Como o desvalor do resultado é menor quando comparado ao do crime consumado, o conatus deve suportar uma punição mais branda.
Excepcionalmente, entretanto, é aceita a teoria subjetiva, voluntarística ou monista, consagrada pela expressão “salvo disposição em contrário”.
Há casos, restritos, em que o crime consumado e o crime tentado comportam igual punição: são os delitos de atentado ou de empreendimento. Podem ser citados, como exemplos: (1) evasão mediante violência contra a pessoa (CP, art. 352), em que o preso ou indivíduo submetido a medida de segurança detentiva, usando de violência contra a pessoa, recebe igual punição quando se evade ou tenta evadir-se do estabelecimento em que se encontra privado de sua liberdade; e (2) Lei 4.737/1965 – Código Eleitoral, art. 309, no qual se sujeita a igual pena o eleitor que vota ou tenta votar mais de uma vez, ou em lugar de outrem.

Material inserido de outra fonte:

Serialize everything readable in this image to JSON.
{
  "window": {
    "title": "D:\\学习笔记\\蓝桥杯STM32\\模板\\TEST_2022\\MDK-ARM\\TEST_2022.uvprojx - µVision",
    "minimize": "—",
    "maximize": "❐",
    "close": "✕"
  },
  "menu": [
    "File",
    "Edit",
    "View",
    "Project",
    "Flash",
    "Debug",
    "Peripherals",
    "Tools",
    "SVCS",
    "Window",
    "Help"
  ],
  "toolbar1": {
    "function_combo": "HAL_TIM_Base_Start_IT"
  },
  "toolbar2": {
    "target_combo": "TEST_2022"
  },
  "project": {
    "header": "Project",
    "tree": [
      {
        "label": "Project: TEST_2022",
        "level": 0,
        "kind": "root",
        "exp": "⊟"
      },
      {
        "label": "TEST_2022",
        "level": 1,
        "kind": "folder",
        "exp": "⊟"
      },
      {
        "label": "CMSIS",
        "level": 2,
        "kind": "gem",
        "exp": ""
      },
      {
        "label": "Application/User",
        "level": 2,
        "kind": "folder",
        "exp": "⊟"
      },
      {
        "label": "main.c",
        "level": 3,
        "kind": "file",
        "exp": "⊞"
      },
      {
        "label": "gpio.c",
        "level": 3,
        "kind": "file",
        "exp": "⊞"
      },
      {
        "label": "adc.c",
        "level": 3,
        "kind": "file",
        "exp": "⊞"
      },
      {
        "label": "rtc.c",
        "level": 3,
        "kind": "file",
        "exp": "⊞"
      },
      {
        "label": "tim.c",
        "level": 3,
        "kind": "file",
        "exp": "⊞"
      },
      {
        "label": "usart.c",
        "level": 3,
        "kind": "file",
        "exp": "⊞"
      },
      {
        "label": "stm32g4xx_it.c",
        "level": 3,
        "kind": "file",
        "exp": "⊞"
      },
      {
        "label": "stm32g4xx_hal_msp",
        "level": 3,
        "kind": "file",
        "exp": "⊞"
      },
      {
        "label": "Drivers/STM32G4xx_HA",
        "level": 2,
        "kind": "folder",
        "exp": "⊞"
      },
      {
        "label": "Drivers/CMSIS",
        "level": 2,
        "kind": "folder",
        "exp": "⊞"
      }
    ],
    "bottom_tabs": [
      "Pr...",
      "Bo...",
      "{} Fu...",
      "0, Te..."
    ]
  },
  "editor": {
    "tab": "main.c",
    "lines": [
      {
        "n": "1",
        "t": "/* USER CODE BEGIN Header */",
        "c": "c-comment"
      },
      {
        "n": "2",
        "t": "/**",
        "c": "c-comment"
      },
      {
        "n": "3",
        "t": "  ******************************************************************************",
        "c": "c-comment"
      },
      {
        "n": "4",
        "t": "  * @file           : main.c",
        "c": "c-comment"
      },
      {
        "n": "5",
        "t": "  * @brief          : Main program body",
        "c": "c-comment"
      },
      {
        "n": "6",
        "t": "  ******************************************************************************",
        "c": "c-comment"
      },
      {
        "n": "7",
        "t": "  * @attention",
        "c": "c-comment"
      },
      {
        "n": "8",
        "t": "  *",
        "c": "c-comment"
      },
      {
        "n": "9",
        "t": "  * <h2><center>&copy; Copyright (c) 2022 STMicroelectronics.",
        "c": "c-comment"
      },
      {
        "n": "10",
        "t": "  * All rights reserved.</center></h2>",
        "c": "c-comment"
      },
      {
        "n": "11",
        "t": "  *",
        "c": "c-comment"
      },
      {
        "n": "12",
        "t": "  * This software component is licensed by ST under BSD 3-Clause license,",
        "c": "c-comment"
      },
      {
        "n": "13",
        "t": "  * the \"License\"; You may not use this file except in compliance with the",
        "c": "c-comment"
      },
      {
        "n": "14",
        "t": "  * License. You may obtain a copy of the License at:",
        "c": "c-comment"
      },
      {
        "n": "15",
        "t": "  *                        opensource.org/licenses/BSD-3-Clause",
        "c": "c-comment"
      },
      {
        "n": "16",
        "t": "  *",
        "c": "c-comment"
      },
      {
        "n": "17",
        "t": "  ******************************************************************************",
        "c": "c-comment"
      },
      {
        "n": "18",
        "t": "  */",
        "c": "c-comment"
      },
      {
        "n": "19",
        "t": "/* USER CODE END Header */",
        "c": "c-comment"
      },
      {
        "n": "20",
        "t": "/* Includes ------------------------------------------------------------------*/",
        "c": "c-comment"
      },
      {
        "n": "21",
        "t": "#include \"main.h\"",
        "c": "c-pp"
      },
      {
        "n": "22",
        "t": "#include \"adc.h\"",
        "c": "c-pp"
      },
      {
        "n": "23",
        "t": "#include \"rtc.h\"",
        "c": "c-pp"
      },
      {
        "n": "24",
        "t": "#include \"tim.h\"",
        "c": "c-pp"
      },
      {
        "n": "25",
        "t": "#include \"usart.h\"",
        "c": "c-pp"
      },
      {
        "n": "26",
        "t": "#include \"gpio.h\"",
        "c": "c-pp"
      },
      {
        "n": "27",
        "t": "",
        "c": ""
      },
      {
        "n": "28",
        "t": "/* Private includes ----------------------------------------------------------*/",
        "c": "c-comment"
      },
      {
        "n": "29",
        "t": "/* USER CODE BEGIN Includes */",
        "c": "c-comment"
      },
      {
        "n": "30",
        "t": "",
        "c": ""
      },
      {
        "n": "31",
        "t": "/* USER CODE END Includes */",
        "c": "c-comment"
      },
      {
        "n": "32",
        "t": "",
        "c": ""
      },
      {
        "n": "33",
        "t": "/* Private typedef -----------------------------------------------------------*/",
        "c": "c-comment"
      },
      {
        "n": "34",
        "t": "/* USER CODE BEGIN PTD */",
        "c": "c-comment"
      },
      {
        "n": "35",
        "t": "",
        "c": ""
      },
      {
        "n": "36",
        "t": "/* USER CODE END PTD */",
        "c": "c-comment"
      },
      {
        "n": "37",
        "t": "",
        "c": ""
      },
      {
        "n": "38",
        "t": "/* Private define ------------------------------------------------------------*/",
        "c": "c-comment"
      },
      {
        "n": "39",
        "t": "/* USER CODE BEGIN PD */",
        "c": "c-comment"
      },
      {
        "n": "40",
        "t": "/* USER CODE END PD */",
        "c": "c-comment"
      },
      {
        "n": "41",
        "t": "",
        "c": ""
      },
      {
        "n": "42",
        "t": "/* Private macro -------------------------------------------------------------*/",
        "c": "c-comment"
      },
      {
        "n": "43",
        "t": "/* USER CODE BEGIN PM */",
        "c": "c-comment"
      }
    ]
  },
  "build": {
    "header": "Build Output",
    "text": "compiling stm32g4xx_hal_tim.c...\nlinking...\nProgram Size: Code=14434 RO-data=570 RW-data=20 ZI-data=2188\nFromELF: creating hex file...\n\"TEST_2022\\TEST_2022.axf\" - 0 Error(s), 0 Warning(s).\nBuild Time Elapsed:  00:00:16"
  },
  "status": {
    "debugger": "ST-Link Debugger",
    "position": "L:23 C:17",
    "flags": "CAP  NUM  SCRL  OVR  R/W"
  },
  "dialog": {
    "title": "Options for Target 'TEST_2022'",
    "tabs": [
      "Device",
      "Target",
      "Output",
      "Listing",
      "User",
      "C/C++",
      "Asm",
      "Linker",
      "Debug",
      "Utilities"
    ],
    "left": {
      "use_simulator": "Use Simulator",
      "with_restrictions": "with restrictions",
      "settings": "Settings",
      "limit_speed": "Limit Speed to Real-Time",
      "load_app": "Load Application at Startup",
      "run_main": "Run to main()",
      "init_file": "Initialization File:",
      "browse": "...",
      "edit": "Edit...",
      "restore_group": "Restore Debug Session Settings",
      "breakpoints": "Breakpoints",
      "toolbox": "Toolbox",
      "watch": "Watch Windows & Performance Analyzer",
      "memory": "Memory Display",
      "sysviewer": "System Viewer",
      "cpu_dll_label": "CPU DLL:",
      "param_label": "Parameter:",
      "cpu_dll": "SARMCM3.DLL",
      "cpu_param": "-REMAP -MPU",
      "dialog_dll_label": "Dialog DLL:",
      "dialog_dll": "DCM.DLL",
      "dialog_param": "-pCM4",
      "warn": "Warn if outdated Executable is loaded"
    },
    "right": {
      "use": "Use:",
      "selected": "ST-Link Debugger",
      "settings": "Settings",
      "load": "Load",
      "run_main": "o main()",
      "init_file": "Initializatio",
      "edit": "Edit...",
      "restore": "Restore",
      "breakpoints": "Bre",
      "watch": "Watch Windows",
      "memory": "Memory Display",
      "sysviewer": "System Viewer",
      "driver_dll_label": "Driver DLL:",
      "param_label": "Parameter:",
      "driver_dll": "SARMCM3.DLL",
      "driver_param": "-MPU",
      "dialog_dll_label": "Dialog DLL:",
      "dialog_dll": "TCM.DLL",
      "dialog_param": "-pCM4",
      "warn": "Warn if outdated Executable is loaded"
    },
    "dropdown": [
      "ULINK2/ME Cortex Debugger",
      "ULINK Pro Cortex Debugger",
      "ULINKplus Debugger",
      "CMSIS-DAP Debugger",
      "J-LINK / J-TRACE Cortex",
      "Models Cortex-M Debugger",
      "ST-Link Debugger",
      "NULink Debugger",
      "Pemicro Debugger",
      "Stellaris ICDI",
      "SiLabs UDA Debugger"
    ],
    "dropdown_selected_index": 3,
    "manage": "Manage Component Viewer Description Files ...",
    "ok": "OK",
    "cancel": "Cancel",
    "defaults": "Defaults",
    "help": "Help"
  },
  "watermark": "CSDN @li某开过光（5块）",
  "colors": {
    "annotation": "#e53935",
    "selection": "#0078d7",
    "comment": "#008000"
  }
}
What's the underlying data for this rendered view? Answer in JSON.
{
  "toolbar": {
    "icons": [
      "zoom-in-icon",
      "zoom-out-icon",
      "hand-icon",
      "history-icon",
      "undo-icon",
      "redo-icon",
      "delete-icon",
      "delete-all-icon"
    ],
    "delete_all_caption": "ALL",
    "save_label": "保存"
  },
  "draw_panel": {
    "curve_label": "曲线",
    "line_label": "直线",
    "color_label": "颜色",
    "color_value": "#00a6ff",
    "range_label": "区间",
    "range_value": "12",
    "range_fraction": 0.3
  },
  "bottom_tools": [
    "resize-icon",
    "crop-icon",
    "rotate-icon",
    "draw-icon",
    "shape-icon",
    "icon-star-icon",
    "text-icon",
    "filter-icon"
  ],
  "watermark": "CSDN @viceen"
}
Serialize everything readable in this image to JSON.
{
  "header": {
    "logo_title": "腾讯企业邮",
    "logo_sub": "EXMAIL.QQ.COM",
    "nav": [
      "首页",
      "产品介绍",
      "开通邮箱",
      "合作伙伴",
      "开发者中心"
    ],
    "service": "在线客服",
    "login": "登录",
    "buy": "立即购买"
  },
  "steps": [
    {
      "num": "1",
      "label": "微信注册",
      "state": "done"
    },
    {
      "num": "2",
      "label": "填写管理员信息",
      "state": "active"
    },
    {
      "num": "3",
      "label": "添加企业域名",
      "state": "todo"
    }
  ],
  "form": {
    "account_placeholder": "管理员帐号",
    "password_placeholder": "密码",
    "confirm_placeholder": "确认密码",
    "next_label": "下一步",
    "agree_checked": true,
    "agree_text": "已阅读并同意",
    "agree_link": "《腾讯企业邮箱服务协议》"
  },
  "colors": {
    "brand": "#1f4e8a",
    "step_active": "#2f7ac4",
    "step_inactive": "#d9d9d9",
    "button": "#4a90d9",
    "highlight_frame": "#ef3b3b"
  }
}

A tentativa constitui-se em causa obrigatória de diminuição da pena.
Incide na terceira fase de aplicação da pena privativa de liberdade, e sempre a reduz. A liberdade do magistrado repousa unicamente no quantum da diminuição, balizando-se entre os limites legais, de 1 (um) a 2/3 (dois terços). Deve reduzi-la, podendo somente escolher o montante da diminuição.
E, para navegar entre tais parâmetros, o critério decisivo é a maior ou menor proximidade da consumação, é dizer, a distância percorrida do iter criminis. Para o Supremo Tribunal Federal: “... a definição do percentual da redução da pena observará apenas o iter criminis percorrido, ou seja, tanto maior será a diminuição quanto mais distante ficar o agente da consumação, bem como tanto menor será a diminuição quanto mais se aproximar o agente da consumação do delito”.4 Exemplo: em uma tentativa de homicídio, na qual a vítima foi atingida por diversos disparos de arma de fogo, resultando em sua internação por vários dias em hospital, a redução da pena deve operar-se no patamar mínimo. Ao contrário, se os tiros sequer a atingiram, afigura-se razoável a diminuição da pena no máximo legal.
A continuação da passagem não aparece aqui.